Сима была хорошим врачом, вечно погруженным в медицинскую литературу, в справочники и журналы, — со временем я понял, что только ум, сознающий свои пределы и желающий их расширить, является по-настоящему профессиональным. Училась она в Перми (в Молотове, как она называла этот город по старой памяти), и на первом курсе медицинского института ее едва не отчислили за любовь к животным. Студентов привели в лабораторию, поставили полукругом у застекленной камеры, куда поместили собаку, а потом пустили туда хлор. Первокурсники должны были стоять и записывать стадии умирания собаки. Сима устроила скандал, истерику, разнесла лабораторию, чуть сама не отравилась хлором, собаку спасла, но ее решили отчислить. Спас ее отчим — старый большевик Семен Кайдалов, бывший комиссар 11-й Красной армии, освободивший Азербайджан от мусаватистского правительства и английских войск под командованием генерала Денстервиля.



Всю жизнь Сима привечала окрестных собак, кормила и лечила: зашивала надорванные уши и порванные шкуры. Часто я видел ее в кресле в саду, меланхолично штопающую шелковой ниткой очередную здоровенную кавказскую овчарку. Псов она обычно звала одинаково ласково: Барсик. Эти церберы в нашем дворе не переводились, не говоря о кошках.

Любимый диагноз бабушки был «симулянтикус натураликус», причем ставила она его безошибочно. Не раз я ездил с ней в трущобы на окраинах Баку, в разбросанные на пустырях «нахаловки», где люди из нищих горных районов жили в построенных без разрешения властей скорлупках, собранных из найденного на свалке хлама, где царили антисанитария и туберкулез, случались холера и тиф, а врачей встречали словно богов. Мне это нравилось: я всегда испытывал враждебность со стороны мальчишек-аборигенов, но не там, не в «нахаловках». Тем более прокатиться рядом с водителем в машине скорой помощи было само по себе счастьем. На прощание Симочка совала мне в ладонь горсть никелевой мелочи.

Сима растила детей в одиночку. Мой папа в детстве страстно завидовал двум своим одноклассникам, у которых были отцы. Последнее, что он помнит о деде, кадровом военном: как он сидит у него на коленях и теребит кобуру. Сима в конце войны была призвана в прифронтовой госпиталь под Могилевом. Она оставила в детдоме двух младших детей — шестимесячную Марину и полуторагодовалого Марка, но взяла с собой старшего — моего отца. Марина вскоре умерла от скарлатины, а когда бабушка забирала Марка в 1945 году из детдома, он еще не умел ходить. Знаю по себе: дети капризничают и скучают в основном потому, что у взрослых что-то не ладится. В госпитале Сима в наказание запирала отца в чулан. Однажды она выволокла его через минуту и, встряхнув, сказала: «Ты так плохо ведешь себя, а у нас папу убили».

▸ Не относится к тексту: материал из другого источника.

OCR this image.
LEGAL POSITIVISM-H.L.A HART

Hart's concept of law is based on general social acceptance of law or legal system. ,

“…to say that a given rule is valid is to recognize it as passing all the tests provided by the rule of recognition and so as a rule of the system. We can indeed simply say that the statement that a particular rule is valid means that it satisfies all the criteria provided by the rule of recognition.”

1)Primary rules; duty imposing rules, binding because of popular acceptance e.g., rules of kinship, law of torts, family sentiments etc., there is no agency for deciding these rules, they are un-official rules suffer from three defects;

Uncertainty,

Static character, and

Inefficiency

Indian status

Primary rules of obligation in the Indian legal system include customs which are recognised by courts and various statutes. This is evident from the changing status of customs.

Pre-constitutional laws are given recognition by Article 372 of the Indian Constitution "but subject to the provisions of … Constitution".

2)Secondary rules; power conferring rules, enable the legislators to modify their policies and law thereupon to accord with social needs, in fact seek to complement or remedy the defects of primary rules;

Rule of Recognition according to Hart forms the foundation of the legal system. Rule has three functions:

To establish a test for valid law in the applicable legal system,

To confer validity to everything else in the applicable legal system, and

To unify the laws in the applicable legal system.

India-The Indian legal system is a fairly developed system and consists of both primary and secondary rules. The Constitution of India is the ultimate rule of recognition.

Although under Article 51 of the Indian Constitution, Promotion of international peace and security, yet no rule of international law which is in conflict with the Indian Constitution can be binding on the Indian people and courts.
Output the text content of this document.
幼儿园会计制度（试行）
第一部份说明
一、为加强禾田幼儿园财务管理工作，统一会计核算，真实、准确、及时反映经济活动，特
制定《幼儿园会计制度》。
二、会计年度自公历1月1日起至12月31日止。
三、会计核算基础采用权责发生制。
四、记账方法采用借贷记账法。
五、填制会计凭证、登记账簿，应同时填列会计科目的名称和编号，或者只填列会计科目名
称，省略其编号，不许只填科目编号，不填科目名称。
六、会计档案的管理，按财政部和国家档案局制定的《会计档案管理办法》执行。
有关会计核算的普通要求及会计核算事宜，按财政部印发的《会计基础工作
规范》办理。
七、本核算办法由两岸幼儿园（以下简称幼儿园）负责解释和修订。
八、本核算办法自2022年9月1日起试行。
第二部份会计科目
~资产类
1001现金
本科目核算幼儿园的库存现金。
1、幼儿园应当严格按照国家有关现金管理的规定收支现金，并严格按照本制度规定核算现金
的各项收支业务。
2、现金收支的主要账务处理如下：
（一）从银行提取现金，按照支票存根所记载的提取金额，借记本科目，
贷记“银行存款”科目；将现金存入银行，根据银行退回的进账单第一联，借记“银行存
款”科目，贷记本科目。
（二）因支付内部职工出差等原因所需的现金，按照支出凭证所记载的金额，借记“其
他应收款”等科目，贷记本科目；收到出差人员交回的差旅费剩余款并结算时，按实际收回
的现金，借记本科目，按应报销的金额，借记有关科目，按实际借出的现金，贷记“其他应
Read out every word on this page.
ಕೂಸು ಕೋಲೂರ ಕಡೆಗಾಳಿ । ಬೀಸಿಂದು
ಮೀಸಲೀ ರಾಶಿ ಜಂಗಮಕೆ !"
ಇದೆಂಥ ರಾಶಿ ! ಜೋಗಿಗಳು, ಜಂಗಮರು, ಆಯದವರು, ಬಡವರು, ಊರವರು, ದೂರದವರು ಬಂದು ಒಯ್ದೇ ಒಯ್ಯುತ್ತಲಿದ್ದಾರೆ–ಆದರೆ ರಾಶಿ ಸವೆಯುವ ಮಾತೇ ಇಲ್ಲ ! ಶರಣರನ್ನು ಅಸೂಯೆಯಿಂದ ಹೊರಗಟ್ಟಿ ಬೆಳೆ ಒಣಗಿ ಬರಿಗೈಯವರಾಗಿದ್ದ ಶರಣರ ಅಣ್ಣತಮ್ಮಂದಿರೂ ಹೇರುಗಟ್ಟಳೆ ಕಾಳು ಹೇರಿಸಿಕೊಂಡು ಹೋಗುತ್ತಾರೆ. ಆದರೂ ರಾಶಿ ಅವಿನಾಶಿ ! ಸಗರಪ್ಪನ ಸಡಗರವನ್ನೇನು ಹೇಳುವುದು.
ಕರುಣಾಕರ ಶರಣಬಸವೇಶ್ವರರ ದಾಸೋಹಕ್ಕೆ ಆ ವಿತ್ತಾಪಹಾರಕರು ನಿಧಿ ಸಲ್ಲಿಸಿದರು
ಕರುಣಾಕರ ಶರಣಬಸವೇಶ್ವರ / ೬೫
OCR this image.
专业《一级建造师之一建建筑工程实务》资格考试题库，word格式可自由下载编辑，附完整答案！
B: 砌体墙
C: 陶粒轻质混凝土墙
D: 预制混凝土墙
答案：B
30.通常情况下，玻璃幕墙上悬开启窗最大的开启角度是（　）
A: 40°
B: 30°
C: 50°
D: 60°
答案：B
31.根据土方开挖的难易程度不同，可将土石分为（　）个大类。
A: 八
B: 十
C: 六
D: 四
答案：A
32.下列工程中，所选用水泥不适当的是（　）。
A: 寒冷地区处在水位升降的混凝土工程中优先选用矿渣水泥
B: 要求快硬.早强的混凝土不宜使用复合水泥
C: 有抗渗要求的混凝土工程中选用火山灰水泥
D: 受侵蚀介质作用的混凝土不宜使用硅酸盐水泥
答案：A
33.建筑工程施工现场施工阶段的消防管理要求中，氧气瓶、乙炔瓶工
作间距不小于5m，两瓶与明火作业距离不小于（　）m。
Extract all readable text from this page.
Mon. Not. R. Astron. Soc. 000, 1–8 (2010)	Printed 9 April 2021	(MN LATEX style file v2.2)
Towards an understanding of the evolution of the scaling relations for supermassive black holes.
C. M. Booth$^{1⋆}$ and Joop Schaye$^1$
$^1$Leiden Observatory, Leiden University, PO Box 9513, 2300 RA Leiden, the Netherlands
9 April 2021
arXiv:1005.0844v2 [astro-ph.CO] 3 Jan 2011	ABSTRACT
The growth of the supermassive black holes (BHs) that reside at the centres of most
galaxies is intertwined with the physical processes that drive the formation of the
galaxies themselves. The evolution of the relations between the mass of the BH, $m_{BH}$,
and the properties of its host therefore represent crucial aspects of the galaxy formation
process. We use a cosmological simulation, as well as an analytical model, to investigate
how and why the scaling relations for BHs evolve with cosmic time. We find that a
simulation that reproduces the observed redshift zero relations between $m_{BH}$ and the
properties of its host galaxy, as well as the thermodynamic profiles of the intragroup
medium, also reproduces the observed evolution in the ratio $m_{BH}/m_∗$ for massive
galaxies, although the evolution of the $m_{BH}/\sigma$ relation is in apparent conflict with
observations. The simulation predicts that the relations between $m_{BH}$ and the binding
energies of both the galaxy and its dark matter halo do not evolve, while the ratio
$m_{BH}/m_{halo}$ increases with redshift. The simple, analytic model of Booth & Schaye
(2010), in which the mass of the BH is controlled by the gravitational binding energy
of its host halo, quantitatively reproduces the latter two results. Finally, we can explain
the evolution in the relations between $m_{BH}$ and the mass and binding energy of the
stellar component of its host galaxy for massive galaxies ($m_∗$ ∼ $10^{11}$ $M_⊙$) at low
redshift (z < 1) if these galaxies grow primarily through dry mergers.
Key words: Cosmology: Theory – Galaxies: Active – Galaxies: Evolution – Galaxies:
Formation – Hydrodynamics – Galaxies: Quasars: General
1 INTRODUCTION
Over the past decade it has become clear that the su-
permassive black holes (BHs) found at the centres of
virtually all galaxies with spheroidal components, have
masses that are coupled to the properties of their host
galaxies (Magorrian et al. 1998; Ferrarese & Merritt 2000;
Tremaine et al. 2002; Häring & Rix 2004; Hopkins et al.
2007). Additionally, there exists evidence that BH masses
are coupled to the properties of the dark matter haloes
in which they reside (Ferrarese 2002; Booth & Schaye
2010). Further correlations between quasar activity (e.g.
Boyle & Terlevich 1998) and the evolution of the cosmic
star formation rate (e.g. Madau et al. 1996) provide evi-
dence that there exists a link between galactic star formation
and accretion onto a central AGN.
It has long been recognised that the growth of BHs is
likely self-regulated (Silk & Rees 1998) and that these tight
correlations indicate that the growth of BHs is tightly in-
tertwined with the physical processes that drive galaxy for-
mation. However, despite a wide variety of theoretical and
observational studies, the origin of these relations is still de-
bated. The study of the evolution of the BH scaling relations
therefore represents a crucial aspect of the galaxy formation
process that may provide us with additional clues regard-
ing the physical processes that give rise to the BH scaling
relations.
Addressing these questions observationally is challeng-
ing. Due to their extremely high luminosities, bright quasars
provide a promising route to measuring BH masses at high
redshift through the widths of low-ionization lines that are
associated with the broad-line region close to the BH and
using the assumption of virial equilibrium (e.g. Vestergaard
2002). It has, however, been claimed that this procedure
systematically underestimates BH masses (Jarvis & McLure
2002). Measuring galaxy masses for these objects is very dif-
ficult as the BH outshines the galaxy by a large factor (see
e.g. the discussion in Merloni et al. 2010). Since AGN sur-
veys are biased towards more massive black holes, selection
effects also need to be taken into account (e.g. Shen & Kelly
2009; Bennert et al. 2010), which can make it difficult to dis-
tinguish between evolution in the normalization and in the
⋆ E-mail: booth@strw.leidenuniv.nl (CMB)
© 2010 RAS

О том, что человек и мир не разделены границей, я стал думать именно тогда, в первые месяцы жизни в Сан-Франциско, когда увидел, что Сима уходит в какой-то свой особый мир. Что это было — шизофрения или деменция, — мне неведомо. Сима была счастлива, порой казалось, что этот уход для нее — избавление наяву, что ей никогда особенно не хотелось жить, и теперь открывшийся ей новый мир — мир воспоминаний и слепков чувств, пережитых когда-то, есть своего рода Великий Театр, который искали и обрели

наконец герои «Золотого ключика». И тот высокий красивый старик, что привиделся Симе на ступеньках Бакинского вокзала, как раз и был обитателем того нового мира, что овладел ею — и мной заодно.

«Войну и революцию везешь на Дикий Запад, смотри за ними в оба», — напутствовал меня в Шереметьево отец, и я вспомнил, что Арина — 1905 года рождения. Отец планировал остаться в Москве сколько понадобится: мать тогда чуть не померла, ее внезапно прооперировали за два дня до назначенного отъезда и собирались оперировать повторно. Отменять наш караван за океан и через континенты было невозможно; к тому же в Caltech меня ждала аспирантура. Как я собирался продержаться почти в одиночку на чужбине с двумя бабками — одной уже тайно спятившей, но пока еще не обнаружившей безумие, а другой — слабой, как соломинка, — думать было некогда, поезд уже тронулся, и надо было успеть заскочить на подножку.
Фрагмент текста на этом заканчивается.